Systir Success Story
I am just wrapping up a new release of this Time Tracking software for one of our clients. This was something AO had originally developed, and was now being enhanced. The “testing” phase of the project was completed last week, but I had some time left in the budget, so I spent a couple of days updating the original Systir system tests that had been created for the first release.
After ironing out a few wrinkles (mainly updating to the latest Systir and Watir versions) I got the tests running. Due to some changes in the user interface I had to update the drivers a bit, but even after those changes there was one test that kept failing. It turned out the test had found a bug! I wrote another .test script that was specific to the bug, watched it fail, modified the code, and the test passed. Greenbar!

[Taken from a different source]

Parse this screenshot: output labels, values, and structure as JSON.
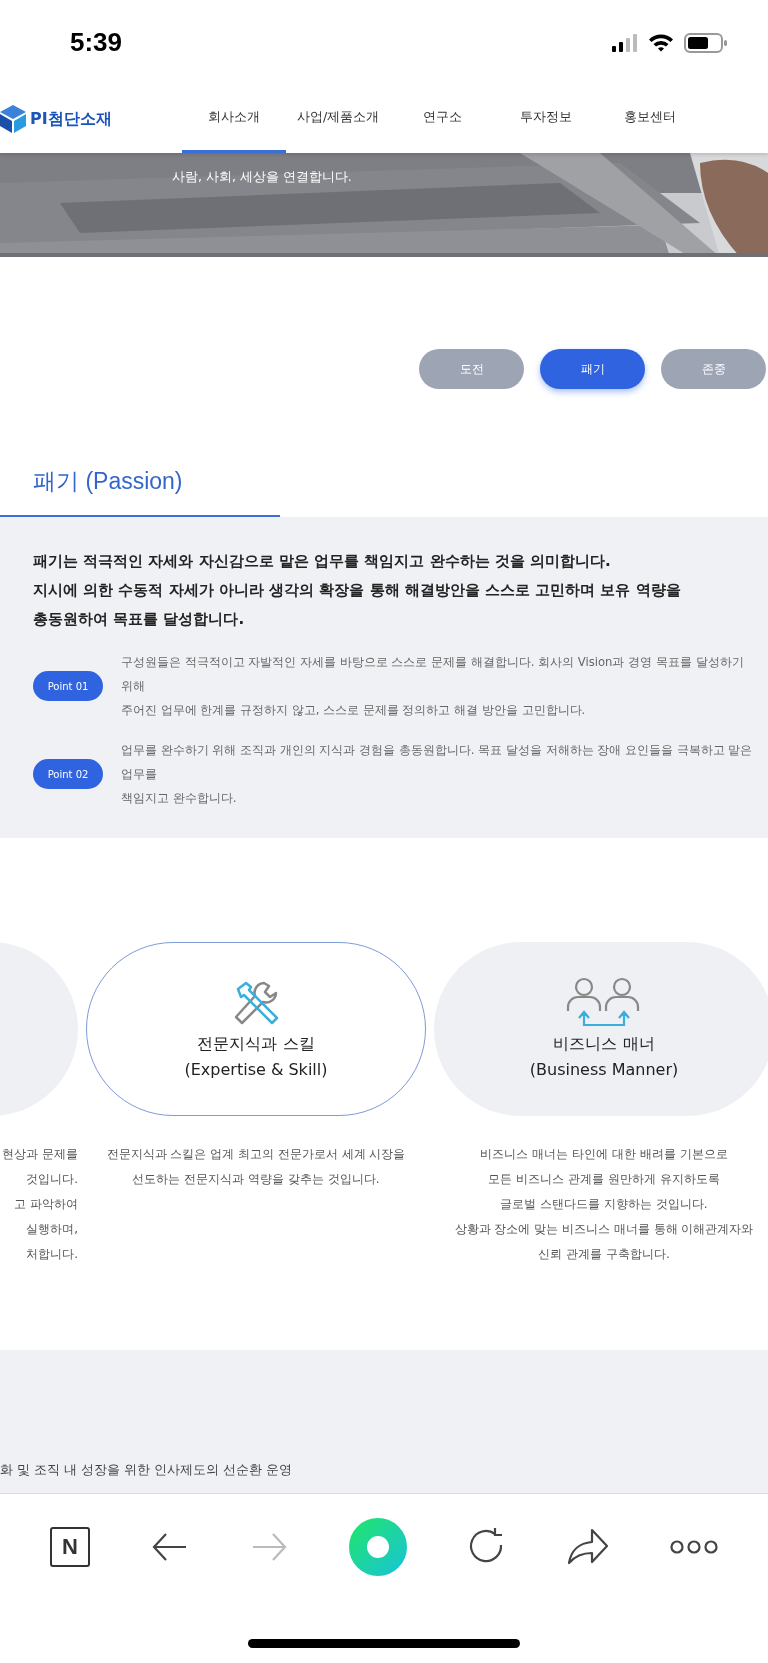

It sure made the time I spent getting the automated system tests running (as well as the time that was originally spent writing them) worth while.
B.A Says:
February 15th, 2007 at 03:38 AMGuys, Greetings. I am new to Ruby and Systir. I want a tool doing a kind of similar function of FIT for agile acceptance testing. So i saw systir in AO and got impressed. I have a w2k OS with ruby185-21 installed, but when i downloaded systir 0.5 i am left in the middle of no where because i dont find any msi or executable to install Systir. It would have been a great help if you could give me any docs/links to install and to write test in Systir?..Guys please help
Bill Bereza Says:
February 15th, 2007 at 06:33 AMBA, To install systir, it depends on how your ruby project is setup. There are examples in the examples/ directory that can be run, using the run.rb scripts. One of the examples requires WATIR to be installed first: http://wtr.rubyforge.org/ To use systir in your own project, copy the systir.rb file from the lib/ directory into a directory in your project that is part of Rubys library load path. This could be a lib/ directory in a Rails project, or you can set the RUBYLIB environment variable on your system to include whatever directory contains the systir.rb file. At some point we should create a ruby gem package of this which would simplify installation. Also, take a look at the INSTALL and README files in the zip file.